Adding a Serial Column to existing table with 100,000,000 rows

341 Views Asked by At

I have a table with roughly 100,000,000 rows. We need to delete around 80,000 of them for a remediation.

In order to prevent downtime, I have a job setup to grab the records that needs to be deleted and then processes the delete in chunks of 100. However, even processing the first 100 is taking forever.

There is no primary ID on this table and the only way I can reliably reference each row is with a unique column called tx which is a varchar(250)` (though the field is never longer than 18-20 characters). I created an index on this row, but still takes roughly 4-6s to select a row.

Seemed likely the varchar was causing the problem, so I wanted to add a new id bigint serial column, but was trying to figure out whether or not doing this would lock the table until it's able to populate all of the ID's.

I know alter table add column is non blocking as long as there is no default value.
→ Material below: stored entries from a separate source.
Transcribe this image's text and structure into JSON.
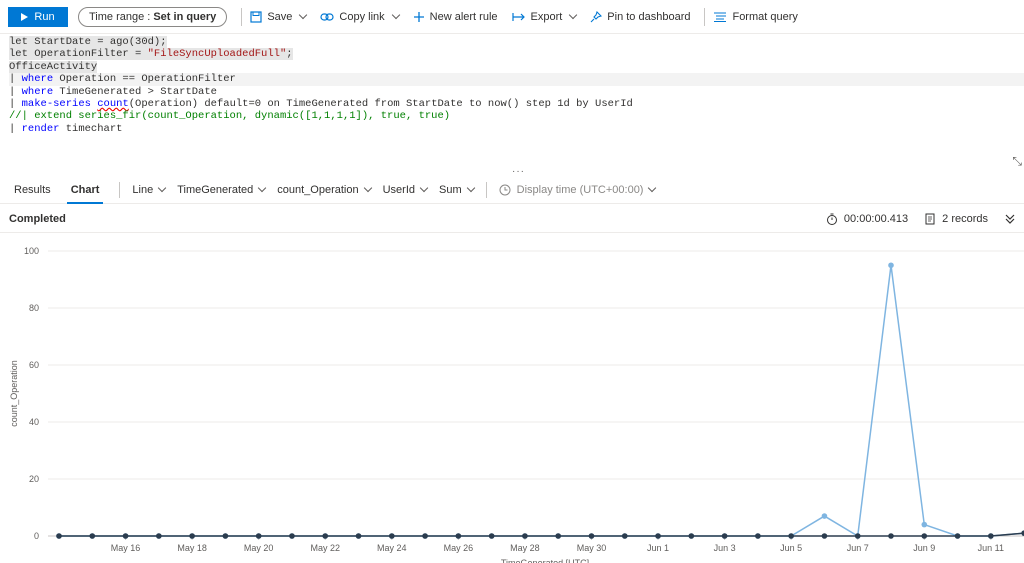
{
  "toolbar": {
    "run_label": "Run",
    "time_range_prefix": "Time range :",
    "time_range_value": "Set in query",
    "save_label": "Save",
    "copy_link_label": "Copy link",
    "new_alert_label": "New alert rule",
    "export_label": "Export",
    "pin_label": "Pin to dashboard",
    "format_label": "Format query"
  },
  "editor": {
    "lines": [
      "let StartDate = ago(30d);",
      "let OperationFilter = \"FileSyncUploadedFull\";",
      "OfficeActivity",
      "| where Operation == OperationFilter",
      "| where TimeGenerated > StartDate",
      "| make-series count(Operation) default=0 on TimeGenerated from StartDate to now() step 1d by UserId",
      "//| extend series_fir(count_Operation, dynamic([1,1,1,1]), true, true)",
      "| render timechart"
    ]
  },
  "tabs": {
    "results_label": "Results",
    "chart_label": "Chart",
    "chart_type": "Line",
    "x_column": "TimeGenerated",
    "y_column": "count_Operation",
    "split_column": "UserId",
    "aggregation": "Sum",
    "display_time": "Display time (UTC+00:00)"
  },
  "status": {
    "state": "Completed",
    "duration": "00:00:00.413",
    "records": "2 records"
  },
  "chart_data": {
    "type": "line",
    "ylabel": "count_Operation",
    "xlabel": "TimeGenerated [UTC]",
    "ylim": [
      0,
      100
    ],
    "y_ticks": [
      "0",
      "20",
      "40",
      "60",
      "80",
      "100"
    ],
    "x_ticks": [
      "May 16",
      "May 18",
      "May 20",
      "May 22",
      "May 24",
      "May 26",
      "May 28",
      "May 30",
      "Jun 1",
      "Jun 3",
      "Jun 5",
      "Jun 7",
      "Jun 9",
      "Jun 11"
    ],
    "x": [
      "May 14",
      "May 15",
      "May 16",
      "May 17",
      "May 18",
      "May 19",
      "May 20",
      "May 21",
      "May 22",
      "May 23",
      "May 24",
      "May 25",
      "May 26",
      "May 27",
      "May 28",
      "May 29",
      "May 30",
      "May 31",
      "Jun 1",
      "Jun 2",
      "Jun 3",
      "Jun 4",
      "Jun 5",
      "Jun 6",
      "Jun 7",
      "Jun 8",
      "Jun 9",
      "Jun 10",
      "Jun 11",
      "Jun 12"
    ],
    "series": [
      {
        "color": "#7fb5e1",
        "values": [
          0,
          0,
          0,
          0,
          0,
          0,
          0,
          0,
          0,
          0,
          0,
          0,
          0,
          0,
          0,
          0,
          0,
          0,
          0,
          0,
          0,
          0,
          0,
          7,
          0,
          95,
          4,
          0,
          0,
          1
        ]
      },
      {
        "color": "#2b3c4e",
        "values": [
          0,
          0,
          0,
          0,
          0,
          0,
          0,
          0,
          0,
          0,
          0,
          0,
          0,
          0,
          0,
          0,
          0,
          0,
          0,
          0,
          0,
          0,
          0,
          0,
          0,
          0,
          0,
          0,
          0,
          1
        ]
      }
    ]
  }
}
But does Serial count as a default value?

I couldn't find an answer to this in the documentation. We're on Postgres 12.

1

There are 1 best solutions below

0
Laurenz Albe On

Adding a new column with a sequence-generated value will rewrite the table, which will cause down time. With some care, it could be done without down time, but that is complicated and not worth the effort if you already have a varchar column with a unique index on it that does not contain NULL values.

Searching for rows with the existing index should be a matter of milliseconds. If it isn't, that's the problem you have to solve. Can you add EXPLAIN (ANALYZE, BUFFERS) output for the query to the question?